Worst Jokes Ever

Worst Jokes Ever

One man walks up to another and says, "Hey, did you hear about the kidnapping at Main Street?" The guy says, "No." The other guy says, "Oh, he woke up."

A week before Christmas my wife left me. She said I was too selfish and full of myself and she could not take it anymore.

On Christmas Eve, Santa asked me what I wanted for Christmas and I said, "All I want is the one I love more than anyone else in the world."

On Christmas morning I woke up in a box under my Christmas tree.

So in class, they were learning about where food comes from:

Teacher: So kids, where does bacon come from?

Student: PIGS!

Teacher: Correct. Where does mutton come from?

Student: SHEEP!

Teacher: And finally, here’s your homework.

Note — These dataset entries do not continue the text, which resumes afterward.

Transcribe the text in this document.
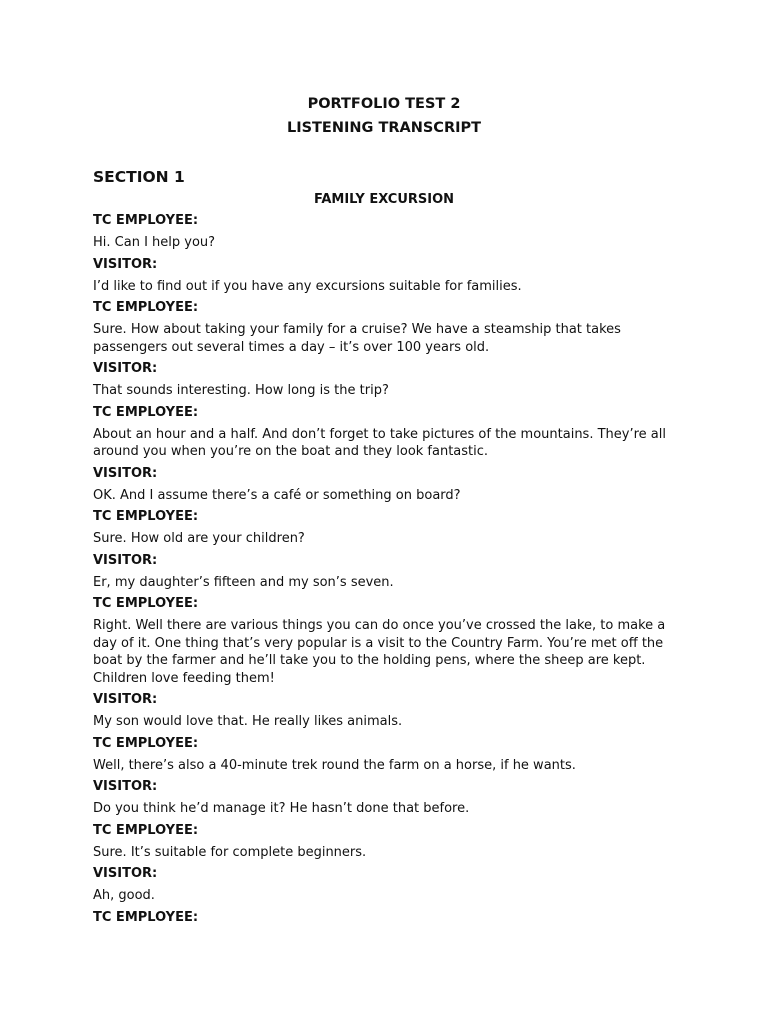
PORTFOLIO TEST 2

LISTENING TRANSCRIPT

SECTION 1

FAMILY EXCURSION

TC EMPLOYEE:

Hi. Can I help you?

VISITOR:

I’d like to find out if you have any excursions suitable for families.

TC EMPLOYEE:

Sure. How about taking your family for a cruise? We have a steamship that takes passengers out several times a day – it’s over 100 years old.

VISITOR:

That sounds interesting. How long is the trip?

TC EMPLOYEE:

About an hour and a half. And don’t forget to take pictures of the mountains. They’re all around you when you’re on the boat and they look fantastic.

VISITOR:

OK. And I assume there’s a café or something on board?

TC EMPLOYEE:

Sure. How old are your children?

VISITOR:

Er, my daughter’s fifteen and my son’s seven.

TC EMPLOYEE:

Right. Well there are various things you can do once you’ve crossed the lake, to make a day of it. One thing that’s very popular is a visit to the Country Farm. You’re met off the boat by the farmer and he’ll take you to the holding pens, where the sheep are kept. Children love feeding them!

VISITOR:

My son would love that. He really likes animals.

TC EMPLOYEE:

Well, there’s also a 40-minute trek round the farm on a horse, if he wants.

VISITOR:

Do you think he’d manage it? He hasn’t done that before.

TC EMPLOYEE:

Sure. It’s suitable for complete beginners.

VISITOR:

Ah, good.

TC EMPLOYEE:
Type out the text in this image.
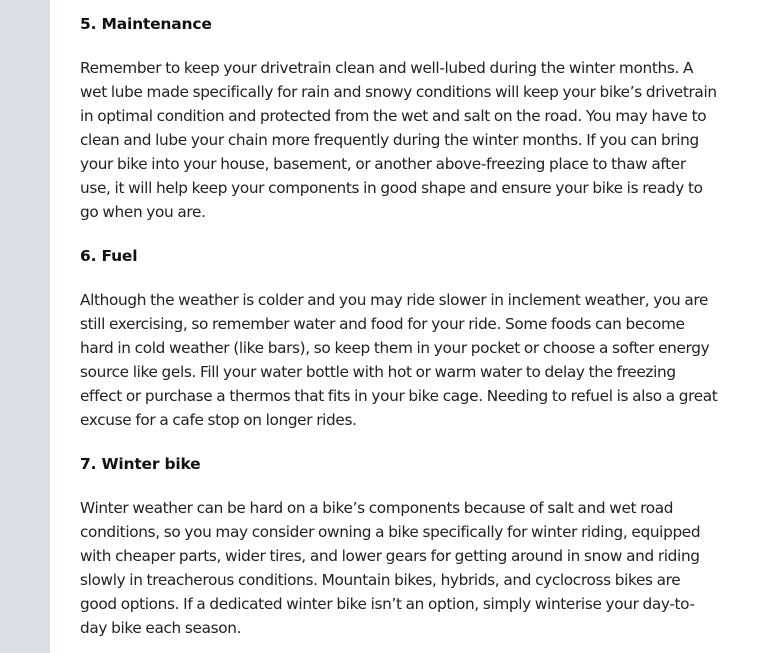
5. Maintenance

Remember to keep your drivetrain clean and well-lubed during the winter months. A wet lube made specifically for rain and snowy conditions will keep your bike’s drivetrain in optimal condition and protected from the wet and salt on the road. You may have to clean and lube your chain more frequently during the winter months. If you can bring your bike into your house, basement, or another above-freezing place to thaw after use, it will help keep your components in good shape and ensure your bike is ready to go when you are.

6. Fuel

Although the weather is colder and you may ride slower in inclement weather, you are still exercising, so remember water and food for your ride. Some foods can become hard in cold weather (like bars), so keep them in your pocket or choose a softer energy source like gels. Fill your water bottle with hot or warm water to delay the freezing effect or purchase a thermos that fits in your bike cage. Needing to refuel is also a great excuse for a cafe stop on longer rides.

7. Winter bike

Winter weather can be hard on a bike’s components because of salt and wet road conditions, so you may consider owning a bike specifically for winter riding, equipped with cheaper parts, wider tires, and lower gears for getting around in snow and riding slowly in treacherous conditions. Mountain bikes, hybrids, and cyclocross bikes are good options. If a dedicated winter bike isn’t an option, simply winterise your day-to-day bike each season.
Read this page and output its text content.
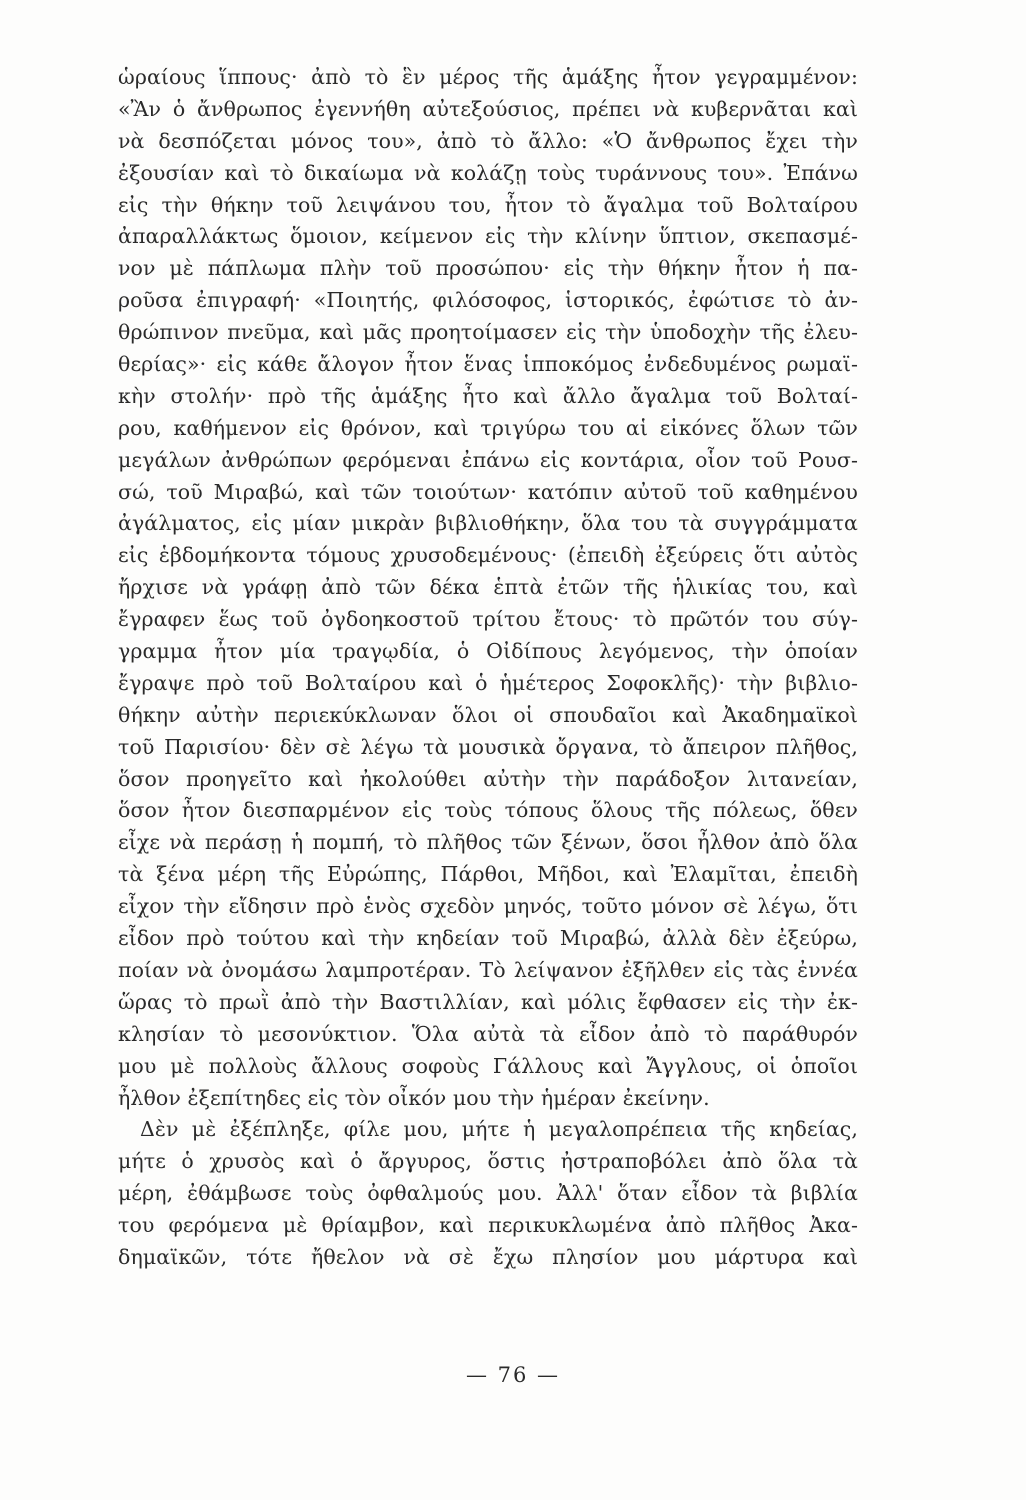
ὡραίους ἵππους· ἀπὸ τὸ ἓν μέρος τῆς ἁμάξης ἦτον γεγραμμένον:
«Ἂν ὁ ἄνθρωπος ἐγεννήθη αὐτεξούσιος, πρέπει νὰ κυβερνᾶται καὶ
νὰ δεσπόζεται μόνος του», ἀπὸ τὸ ἄλλο: «Ὁ ἄνθρωπος ἔχει τὴν
ἐξουσίαν καὶ τὸ δικαίωμα νὰ κολάζῃ τοὺς τυράννους του». Ἐπάνω
εἰς τὴν θήκην τοῦ λειψάνου του, ἦτον τὸ ἄγαλμα τοῦ Βολταίρου
ἀπαραλλάκτως ὅμοιον, κείμενον εἰς τὴν κλίνην ὕπτιον, σκεπασμέ-
νον μὲ πάπλωμα πλὴν τοῦ προσώπου· εἰς τὴν θήκην ἦτον ἡ πα-
ροῦσα ἐπιγραφή· «Ποιητής, φιλόσοφος, ἱστορικός, ἐφώτισε τὸ ἀν-
θρώπινον πνεῦμα, καὶ μᾶς προητοίμασεν εἰς τὴν ὑποδοχὴν τῆς ἐλευ-
θερίας»· εἰς κάθε ἄλογον ἦτον ἕνας ἱπποκόμος ἐνδεδυμένος ρωμαϊ-
κὴν στολήν· πρὸ τῆς ἁμάξης ἦτο καὶ ἄλλο ἄγαλμα τοῦ Βολταί-
ρου, καθήμενον εἰς θρόνον, καὶ τριγύρω του αἱ εἰκόνες ὅλων τῶν
μεγάλων ἀνθρώπων φερόμεναι ἐπάνω εἰς κοντάρια, οἷον τοῦ Ρουσ-
σώ, τοῦ Μιραβώ, καὶ τῶν τοιούτων· κατόπιν αὐτοῦ τοῦ καθημένου
ἀγάλματος, εἰς μίαν μικρὰν βιβλιοθήκην, ὅλα του τὰ συγγράμματα
εἰς ἑβδομήκοντα τόμους χρυσοδεμένους· (ἐπειδὴ ἐξεύρεις ὅτι αὐτὸς
ἤρχισε νὰ γράφῃ ἀπὸ τῶν δέκα ἑπτὰ ἐτῶν τῆς ἡλικίας του, καὶ
ἔγραφεν ἕως τοῦ ὀγδοηκοστοῦ τρίτου ἔτους· τὸ πρῶτόν του σύγ-
γραμμα ἦτον μία τραγῳδία, ὁ Οἰδίπους λεγόμενος, τὴν ὁποίαν
ἔγραψε πρὸ τοῦ Βολταίρου καὶ ὁ ἡμέτερος Σοφοκλῆς)· τὴν βιβλιο-
θήκην αὐτὴν περιεκύκλωναν ὅλοι οἱ σπουδαῖοι καὶ Ἀκαδημαϊκοὶ
τοῦ Παρισίου· δὲν σὲ λέγω τὰ μουσικὰ ὄργανα, τὸ ἄπειρον πλῆθος,
ὅσον προηγεῖτο καὶ ἠκολούθει αὐτὴν τὴν παράδοξον λιτανείαν,
ὅσον ἦτον διεσπαρμένον εἰς τοὺς τόπους ὅλους τῆς πόλεως, ὅθεν
εἶχε νὰ περάσῃ ἡ πομπή, τὸ πλῆθος τῶν ξένων, ὅσοι ἦλθον ἀπὸ ὅλα
τὰ ξένα μέρη τῆς Εὐρώπης, Πάρθοι, Μῆδοι, καὶ Ἐλαμῖται, ἐπειδὴ
εἶχον τὴν εἴδησιν πρὸ ἑνὸς σχεδὸν μηνός, τοῦτο μόνον σὲ λέγω, ὅτι
εἶδον πρὸ τούτου καὶ τὴν κηδείαν τοῦ Μιραβώ, ἀλλὰ δὲν ἐξεύρω,
ποίαν νὰ ὀνομάσω λαμπροτέραν. Τὸ λείψανον ἐξῆλθεν εἰς τὰς ἐννέα
ὥρας τὸ πρωῒ ἀπὸ τὴν Βαστιλλίαν, καὶ μόλις ἔφθασεν εἰς τὴν ἐκ-
κλησίαν τὸ μεσονύκτιον. Ὅλα αὐτὰ τὰ εἶδον ἀπὸ τὸ παράθυρόν
μου μὲ πολλοὺς ἄλλους σοφοὺς Γάλλους καὶ Ἄγγλους, οἱ ὁποῖοι
ἦλθον ἐξεπίτηδες εἰς τὸν οἶκόν μου τὴν ἡμέραν ἐκείνην.
Δὲν μὲ ἐξέπληξε, φίλε μου, μήτε ἡ μεγαλοπρέπεια τῆς κηδείας,
μήτε ὁ χρυσὸς καὶ ὁ ἄργυρος, ὅστις ἠστραποβόλει ἀπὸ ὅλα τὰ
μέρη, ἐθάμβωσε τοὺς ὀφθαλμούς μου. Ἀλλ' ὅταν εἶδον τὰ βιβλία
του φερόμενα μὲ θρίαμβον, καὶ περικυκλωμένα ἀπὸ πλῆθος Ἀκα-
δημαϊκῶν, τότε ἤθελον νὰ σὲ ἔχω πλησίον μου μάρτυρα καὶ
— 76 —
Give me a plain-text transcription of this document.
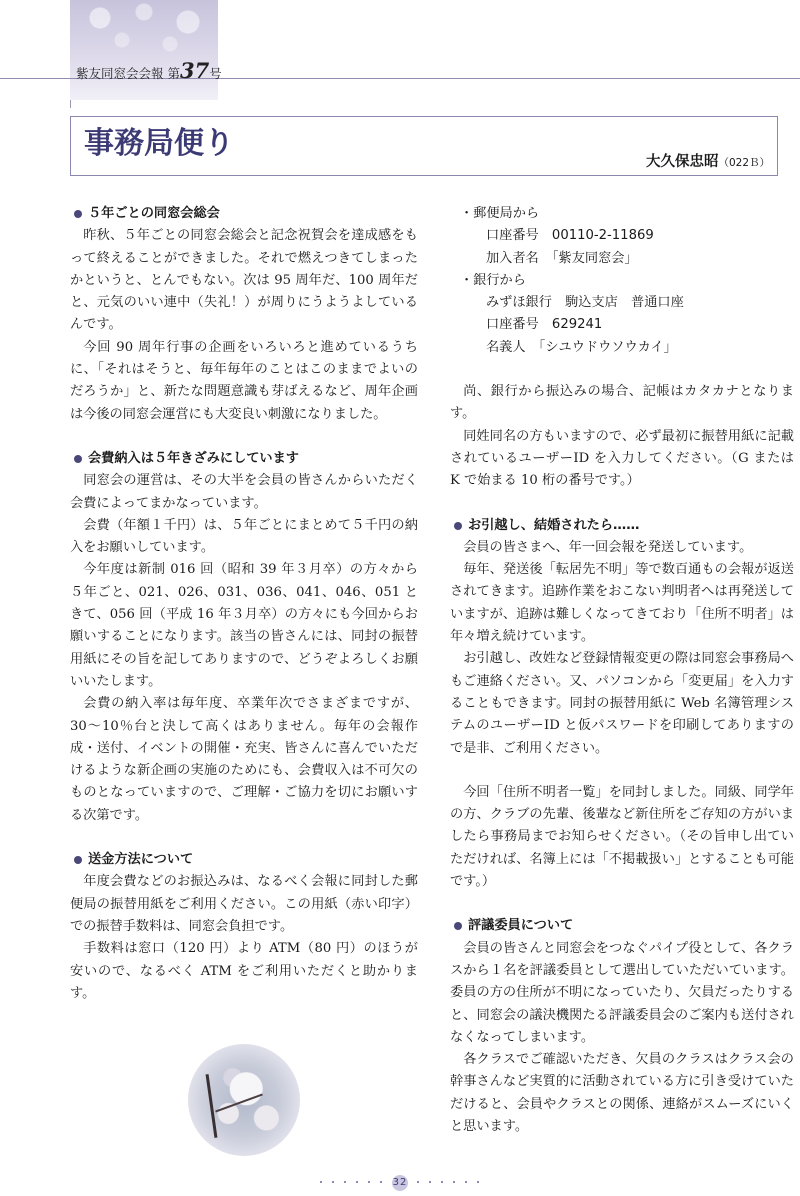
紫友同窓会会報 第37号
事務局便り
大久保忠昭（022Ｂ）
５年ごとの同窓会総会

昨秋、５年ごとの同窓会総会と記念祝賀会を達成感をもって終えることができました。それで燃えつきてしまったかというと、とんでもない。次は 95 周年だ、100 周年だと、元気のいい連中（失礼！）が周りにうようよしているんです。

今回 90 周年行事の企画をいろいろと進めているうちに、「それはそうと、毎年毎年のことはこのままでよいのだろうか」と、新たな問題意識も芽ばえるなど、周年企画は今後の同窓会運営にも大変良い刺激になりました。

会費納入は５年きざみにしています

同窓会の運営は、その大半を会員の皆さんからいただく会費によってまかなっています。

会費（年額１千円）は、５年ごとにまとめて５千円の納入をお願いしています。

今年度は新制 016 回（昭和 39 年３月卒）の方々から５年ごと、021、026、031、036、041、046、051 ときて、056 回（平成 16 年３月卒）の方々にも今回からお願いすることになります。該当の皆さんには、同封の振替用紙にその旨を記してありますので、どうぞよろしくお願いいたします。

会費の納入率は毎年度、卒業年次でさまざまですが、30〜10％台と決して高くはありません。毎年の会報作成・送付、イベントの開催・充実、皆さんに喜んでいただけるような新企画の実施のためにも、会費収入は不可欠のものとなっていますので、ご理解・ご協力を切にお願いする次第です。

送金方法について

年度会費などのお振込みは、なるべく会報に同封した郵便局の振替用紙をご利用ください。この用紙（赤い印字）での振替手数料は、同窓会負担です。

手数料は窓口（120 円）より ATM（80 円）のほうが安いので、なるべく ATM をご利用いただくと助かります。

・郵便局から
口座番号　00110-2-11869
加入者名　「紫友同窓会」
・銀行から
みずほ銀行　駒込支店　普通口座
口座番号　629241
名義人　「シユウドウソウカイ」

尚、銀行から振込みの場合、記帳はカタカナとなります。

同姓同名の方もいますので、必ず最初に振替用紙に記載されているユーザーID を入力してください。（G または K で始まる 10 桁の番号です。）

お引越し、結婚されたら……

会員の皆さまへ、年一回会報を発送しています。

毎年、発送後「転居先不明」等で数百通もの会報が返送されてきます。追跡作業をおこない判明者へは再発送していますが、追跡は難しくなってきており「住所不明者」は年々増え続けています。

お引越し、改姓など登録情報変更の際は同窓会事務局へもご連絡ください。又、パソコンから「変更届」を入力することもできます。同封の振替用紙に Web 名簿管理システムのユーザーID と仮パスワードを印刷してありますので是非、ご利用ください。

今回「住所不明者一覧」を同封しました。同級、同学年の方、クラブの先輩、後輩など新住所をご存知の方がいましたら事務局までお知らせください。（その旨申し出ていただければ、名簿上には「不掲載扱い」とすることも可能です。）

評議委員について

会員の皆さんと同窓会をつなぐパイプ役として、各クラスから１名を評議委員として選出していただいています。委員の方の住所が不明になっていたり、欠員だったりすると、同窓会の議決機関たる評議委員会のご案内も送付されなくなってしまいます。

各クラスでご確認いただき、欠員のクラスはクラス会の幹事さんなど実質的に活動されている方に引き受けていただけると、会員やクラスとの関係、連絡がスムーズにいくと思います。

・・・・・・ 32 ・・・・・・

Student: IK where that comes from!

A FAT COW! 😂😂

Q: What's the similarity between a dog and a bed?

A: I can jump on my bed. A: And I use a pillow on both of them.

Knock, knock. Who's there? Susan. Susan who? Season your chicken, it's too plain!

One day, a child walks along and asks, "Mother, why am I called Butterfly?"

The mother replies, "A butterfly landed on you as a baby."

A minute later, another child comes along and says, "Mother, why am I called Feather?"

The mother then replied, "Because a feather fell on your head when you were born."

Then Brick comes along and says, "Ahahhsdjsjskxs."